A retired Seattle doctor offers a similar story. His wife consulted a doctor — no procedures done — in a hospital clinic and received a facility charge of $177 in addition to the doctor’s bill of $139. The sum total came to $316 — this for a 15-minute chat in a 10-by-10-foot office space, no water view.

Small wonder hospitals have been buying up physician practices. That way they can drag more patients onto their premises and tack facility fees onto their bills. In Washington state, for example, 2 percent of the cardiologists were employed by hospitals in 2007. Now 42 percent are.

You know the echocardiogram, that test where the doctor sticks those thingies on your chest to check out your heart. For Medicare beneficiaries, the government and patient pay a total of $188 for an echocardiogram in a doctor’s office. They are charged $452 for the same thing done in a hospital outpatient department.

There is no conceivable reason for doing a routine echocardiogram in a hospital setting other than improving the hospital’s revenue stream. In answer to the question, “What risks are there from the (echocardiogram) test?” the Harvard Medical School responds, “There are no risks.”

So Medpac has come up with an eminently reasonable proposal: “Medicare should base payment rates on the resources needed to safely treat patients in the most efficient setting, adjusting for differences in patient severity.” Translation: Go to the least expensive setting, while taking the patient’s condition into account.

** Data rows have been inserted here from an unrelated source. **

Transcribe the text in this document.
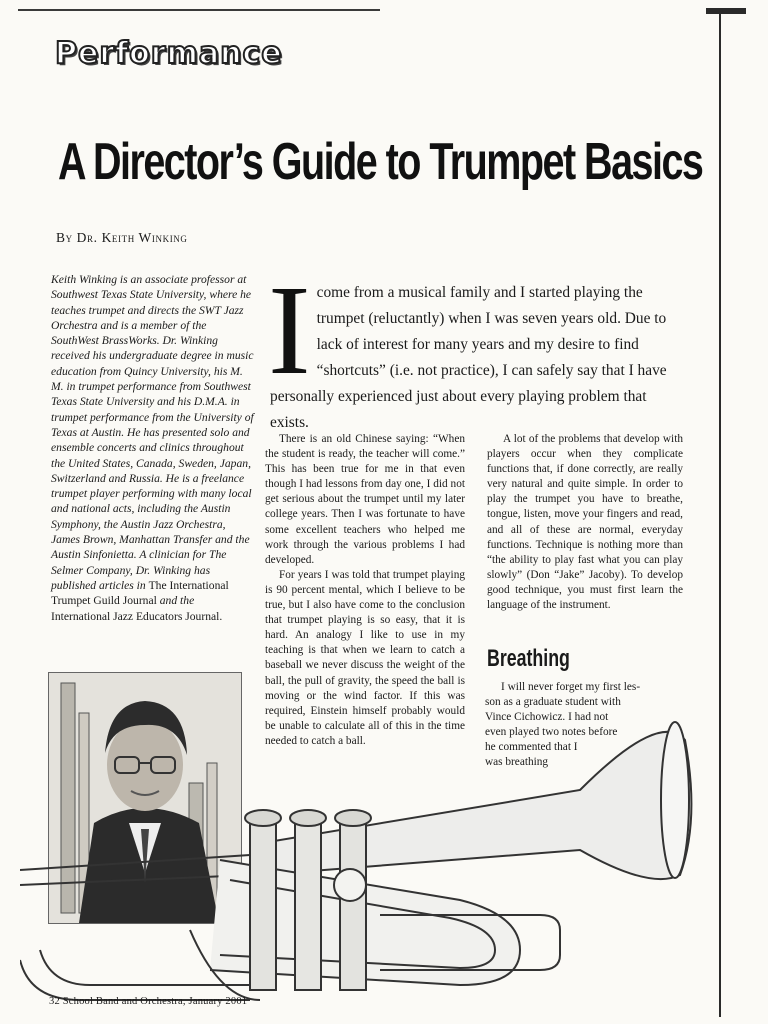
Performance
A Director’s Guide to Trumpet Basics
By Dr. Keith Winking

Keith Winking is an associate professor at Southwest Texas State University, where he teaches trumpet and directs the SWT Jazz Orchestra and is a member of the SouthWest BrassWorks. Dr. Winking received his undergraduate degree in music education from Quincy University, his M. M. in trumpet performance from Southwest Texas State University and his D.M.A. in trumpet performance from the University of Texas at Austin. He has presented solo and ensemble concerts and clinics throughout the United States, Canada, Sweden, Japan, Switzerland and Russia. He is a freelance trumpet player performing with many local and national acts, including the Austin Symphony, the Austin Jazz Orchestra, James Brown, Manhattan Transfer and the Austin Sinfonietta. A clinician for The Selmer Company, Dr. Winking has published articles in The International Trumpet Guild Journal and the International Jazz Educators Journal.

I come from a musical family and I started playing the trumpet (reluctantly) when I was seven years old. Due to lack of interest for many years and my desire to find “shortcuts” (i.e. not practice), I can safely say that I have personally experienced just about every playing problem that exists.

There is an old Chinese saying: “When the student is ready, the teacher will come.” This has been true for me in that even though I had lessons from day one, I did not get serious about the trumpet until my later college years. Then I was fortunate to have some excellent teachers who helped me work through the various problems I had developed.

For years I was told that trumpet playing is 90 percent mental, which I believe to be true, but I also have come to the conclusion that trumpet playing is so easy, that it is hard. An analogy I like to use in my teaching is that when we learn to catch a baseball we never discuss the weight of the ball, the pull of gravity, the speed the ball is moving or the wind factor. If this was required, Einstein himself probably would be unable to calculate all of this in the time needed to catch a ball.

A lot of the problems that develop with players occur when they complicate functions that, if done correctly, are really very natural and quite simple. In order to play the trumpet you have to breathe, tongue, listen, move your fingers and read, and all of these are normal, everyday functions. Technique is nothing more than “the ability to play fast what you can play slowly” (Don “Jake” Jacoby). To develop good technique, you must first learn the language of the instrument.

Breathing
I will never forget my first les-
son as a graduate student with
Vince Cichowicz. I had not
even played two notes before
he commented that I
was breathing
32 School Band and Orchestra, January 2001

Some private insurers are already on the case. Seattle-based Group Health Cooperative has told the hospital systems it contracts with that it will no longer pay their fees for ordinary visits to the doctor. And, as a nice touch, it won’t let them saddle patients with them, either.

Naturally, hospitals don’t like this kind of talk. They moan of the costs of their emergency rooms, their expensive regulations and the allegedly paltry sums Medicare pays them for outpatient care (all the while advertising for Medicare patients).

Left unspoken is the soaring compensation of hospital executives. Some get multimillion-dollar pay packages tied to how many bodies they get through the hospital door. Theirs is a good business.

We were speaking of how minor victories in curbing medical costs can add up to healthy savings. Medpac identified 66 groups of services performed in hospital outpatient departments that could be done in a doctor’s office.

By paying the doctor’s office rate for them, Medicare and its beneficiaries would save $900 million a year. Another $600 million a year could be saved for 12 groups of services commonly performed in ambulatory surgical centers but often done in more expensive hospital settings.

Put these numbers together, and you have $1.5 billion a year in savings. That’s not a shabby number, even when floating in the ocean of American health care spending.